Another year has gone by and again the College is sending a line to her many sons in all quarters of the world to express the old, old wish for a Merry Christmas and a Happy New Year. We have lost many of our very best and think often of them and of you all. Good luck and a safe return to the College that will be changed in some ways but will be the same College you all know and love.

Often these letters provoked a smile and a thought of home, and in many instances, a letter with interesting news, such as the one received from George H. Carter, fighting his way through Germany:

I little thought that I would ever participate in a conflict of this sort deciding the fate of nations. I thought our world was too civilized. I was wrong.

I don't know how all the other Bowdoin men over here feel about this war but I can put my own basic thoughts into a few words. I would be willing to sacrifice anything to keep the war over here. After seeing the chaos and destruction already brought upon France I can only thank God that we were able to come over here and meet the might of Germany before it crossed the ocean and brought death and destruction to our home-land. Many learned gentlemen will say that Germany could never have invaded us, could never have brought her armies to our shores, but personally, after seeing how strong she is at the end of so many years of conflict, I have no doubt but what we would have been invaded and seriously "put to it" before driving them out.

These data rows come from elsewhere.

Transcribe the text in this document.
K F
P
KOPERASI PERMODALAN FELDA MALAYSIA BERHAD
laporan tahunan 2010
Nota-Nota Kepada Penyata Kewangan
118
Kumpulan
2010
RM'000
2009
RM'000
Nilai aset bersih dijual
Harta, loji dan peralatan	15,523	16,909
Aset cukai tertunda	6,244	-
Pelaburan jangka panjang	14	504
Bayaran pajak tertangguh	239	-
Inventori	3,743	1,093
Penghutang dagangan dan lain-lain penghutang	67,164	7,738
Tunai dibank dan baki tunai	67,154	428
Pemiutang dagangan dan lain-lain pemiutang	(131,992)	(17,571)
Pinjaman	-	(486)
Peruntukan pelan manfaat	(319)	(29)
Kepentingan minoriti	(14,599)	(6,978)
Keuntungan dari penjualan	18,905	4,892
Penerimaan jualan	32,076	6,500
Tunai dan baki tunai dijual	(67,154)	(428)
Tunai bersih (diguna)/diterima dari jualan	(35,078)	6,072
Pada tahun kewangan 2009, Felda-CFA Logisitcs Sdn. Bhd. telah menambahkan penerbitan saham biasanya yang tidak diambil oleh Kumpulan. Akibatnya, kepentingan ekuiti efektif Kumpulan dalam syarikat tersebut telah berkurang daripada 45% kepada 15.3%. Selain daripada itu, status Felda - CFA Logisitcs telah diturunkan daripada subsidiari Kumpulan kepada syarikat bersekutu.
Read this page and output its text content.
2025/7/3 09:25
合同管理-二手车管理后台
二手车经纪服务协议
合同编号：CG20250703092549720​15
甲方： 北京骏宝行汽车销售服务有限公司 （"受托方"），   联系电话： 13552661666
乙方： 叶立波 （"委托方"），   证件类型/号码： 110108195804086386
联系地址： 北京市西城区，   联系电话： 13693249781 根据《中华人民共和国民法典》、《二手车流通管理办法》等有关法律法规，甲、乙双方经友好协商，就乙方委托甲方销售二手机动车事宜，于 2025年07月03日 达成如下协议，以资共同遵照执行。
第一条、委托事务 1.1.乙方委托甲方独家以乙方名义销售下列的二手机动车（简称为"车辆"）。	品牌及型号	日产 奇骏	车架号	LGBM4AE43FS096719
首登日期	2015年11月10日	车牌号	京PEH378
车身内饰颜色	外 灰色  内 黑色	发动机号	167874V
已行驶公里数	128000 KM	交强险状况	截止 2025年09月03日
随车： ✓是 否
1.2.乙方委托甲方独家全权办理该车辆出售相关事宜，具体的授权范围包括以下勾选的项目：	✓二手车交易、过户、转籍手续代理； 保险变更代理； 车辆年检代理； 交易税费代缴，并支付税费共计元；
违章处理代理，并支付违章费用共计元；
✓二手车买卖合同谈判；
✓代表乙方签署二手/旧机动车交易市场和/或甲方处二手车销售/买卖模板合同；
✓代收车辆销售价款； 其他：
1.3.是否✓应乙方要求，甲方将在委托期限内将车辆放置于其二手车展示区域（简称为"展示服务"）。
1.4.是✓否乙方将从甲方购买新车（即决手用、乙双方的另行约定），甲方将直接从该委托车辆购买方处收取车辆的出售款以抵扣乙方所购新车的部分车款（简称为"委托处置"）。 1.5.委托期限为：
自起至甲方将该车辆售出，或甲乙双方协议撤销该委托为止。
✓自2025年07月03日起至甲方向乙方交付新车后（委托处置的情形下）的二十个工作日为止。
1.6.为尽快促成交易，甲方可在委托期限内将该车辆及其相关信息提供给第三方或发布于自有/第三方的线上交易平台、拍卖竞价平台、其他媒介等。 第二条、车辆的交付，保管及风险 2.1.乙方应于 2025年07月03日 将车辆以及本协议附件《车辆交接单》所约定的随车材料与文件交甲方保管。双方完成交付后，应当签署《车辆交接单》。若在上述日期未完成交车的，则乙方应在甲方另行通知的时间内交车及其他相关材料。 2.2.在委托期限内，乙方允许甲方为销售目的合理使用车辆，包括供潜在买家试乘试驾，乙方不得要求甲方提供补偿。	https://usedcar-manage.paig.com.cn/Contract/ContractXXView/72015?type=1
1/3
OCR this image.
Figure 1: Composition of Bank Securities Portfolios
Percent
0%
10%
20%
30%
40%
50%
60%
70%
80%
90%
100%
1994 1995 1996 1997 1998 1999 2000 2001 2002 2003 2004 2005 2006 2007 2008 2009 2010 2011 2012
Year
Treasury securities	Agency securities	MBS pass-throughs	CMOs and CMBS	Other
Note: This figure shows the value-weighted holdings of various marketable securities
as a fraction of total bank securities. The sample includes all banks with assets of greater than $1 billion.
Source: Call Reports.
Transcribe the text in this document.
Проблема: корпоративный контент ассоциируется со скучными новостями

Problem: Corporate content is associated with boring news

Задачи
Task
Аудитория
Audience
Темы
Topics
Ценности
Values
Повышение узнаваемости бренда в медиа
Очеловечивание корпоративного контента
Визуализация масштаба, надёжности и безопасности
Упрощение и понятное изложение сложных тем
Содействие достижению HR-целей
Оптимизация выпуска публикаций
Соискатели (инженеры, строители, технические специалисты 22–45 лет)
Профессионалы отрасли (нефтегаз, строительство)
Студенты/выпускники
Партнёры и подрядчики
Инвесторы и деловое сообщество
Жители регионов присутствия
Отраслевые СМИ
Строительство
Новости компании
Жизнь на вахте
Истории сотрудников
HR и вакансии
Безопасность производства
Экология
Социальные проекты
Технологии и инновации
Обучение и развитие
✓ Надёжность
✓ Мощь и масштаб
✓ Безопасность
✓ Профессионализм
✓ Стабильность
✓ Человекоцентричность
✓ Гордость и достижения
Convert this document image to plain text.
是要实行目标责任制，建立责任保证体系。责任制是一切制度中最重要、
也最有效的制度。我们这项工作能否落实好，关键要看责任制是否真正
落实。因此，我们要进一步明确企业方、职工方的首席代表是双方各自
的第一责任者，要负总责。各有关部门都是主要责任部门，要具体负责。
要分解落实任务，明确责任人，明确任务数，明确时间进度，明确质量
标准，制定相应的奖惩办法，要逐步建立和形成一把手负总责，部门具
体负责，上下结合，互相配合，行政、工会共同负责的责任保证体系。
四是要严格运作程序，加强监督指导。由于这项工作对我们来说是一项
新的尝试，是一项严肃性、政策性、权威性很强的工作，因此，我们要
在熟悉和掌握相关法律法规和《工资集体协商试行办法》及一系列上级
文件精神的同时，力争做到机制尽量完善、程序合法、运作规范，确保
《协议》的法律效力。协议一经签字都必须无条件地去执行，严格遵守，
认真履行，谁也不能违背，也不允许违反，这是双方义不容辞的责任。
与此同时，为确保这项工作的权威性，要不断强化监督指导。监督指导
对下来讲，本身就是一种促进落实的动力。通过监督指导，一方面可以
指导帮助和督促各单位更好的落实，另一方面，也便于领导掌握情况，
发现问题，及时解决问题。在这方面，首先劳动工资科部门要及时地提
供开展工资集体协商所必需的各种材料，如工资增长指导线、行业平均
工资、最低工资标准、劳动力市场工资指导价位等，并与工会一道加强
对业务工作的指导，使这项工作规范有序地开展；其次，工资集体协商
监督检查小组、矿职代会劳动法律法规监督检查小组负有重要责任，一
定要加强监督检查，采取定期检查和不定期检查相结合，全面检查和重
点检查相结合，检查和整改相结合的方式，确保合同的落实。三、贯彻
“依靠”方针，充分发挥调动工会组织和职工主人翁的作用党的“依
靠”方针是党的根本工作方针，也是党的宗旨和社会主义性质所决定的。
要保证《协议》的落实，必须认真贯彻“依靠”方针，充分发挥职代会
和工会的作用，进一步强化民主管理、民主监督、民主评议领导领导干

It is my sincere hope that this year will see the end of the wars with Germany and Japan, and that Bowdoin students of the near future will be able to concentrate on preparation for a peaceful life and a good one.

As Carter hoped, 1945, turned out to be the last year of the war and nowhere was that more evident than in Germany, where Hitler's dreams of a thousand year Reich were collapsing around him. Campaigning in "the Fatherland," a Bowdoin graduate reported:

A beautiful country [Germany] but for the thoroughly demolished cities, hats off to a very efficient job by the AAF and the RAF. I cannot for the life of me see any justification for Hitler's plea for "Lebensraum". The country seems twice as spacious, the people are a clean and intelligent looking lot, and are either extremely sullen or rather hateful. … This idea of non-fraternization has taken a telling effect on the people, and I am sure that know now that it is them who are the "conquered."

"Conquered" was one way to put it. The power German armies, having once caused panic and spread terror over much of Europe were, by May, 1945 unable to protect their own homeland from American, British, and Russian troops. At the end of April, Hitler committed suicide, leaving his generals to fight on till the bitter end. Without their "führer," and lacking arms, supplies, and the other essentials of war, however, the once proud German legions began to surrender. Wrote Joseph Johnson of the Class of 1944, who was on hand to witness this collapse:

The sight of the thousands upon thousands of German prisoners is really something of behold. I would say that I saw a good thirty thousand just this morning being taken to rear areas.

A few mere days after the Bowdoin graduate wrote these words, Germany surrendered unconditionally. The fighting had lasted long and the going had been rough. Many thousands more were added to the long lists of casualties. Among them were good Bowdoin men such as Curtice L. Mathews, Jr. (Class of 1946)-who, on April 3, 1945, threw himself on top of a live grenade and absorbed the blast that would have taken out many others in his unit-and Joel Y. Marshall of the Class of 1934, who died in March and whose wife received the following words from President Sills: "Your husband's name will be inscribed on our list of those Bowdoin men who have given their lives for their country in World War II and he will be gratefully remembered by his alma mater." There were many other Bowdoin men who also perished to liberate Europe; Kenneth Sills and Paul Nixon mourned them all and were instrumental in ensuring that these former students would not be forgotten. But despite these casualty lists there was great celebration in the major cities of the Allied powers. Hitler, the tyrant, who had unleashed so much hate and evil, was now dead; his Germany in ruins. Now, all that was left was to secure the surrender of Japan.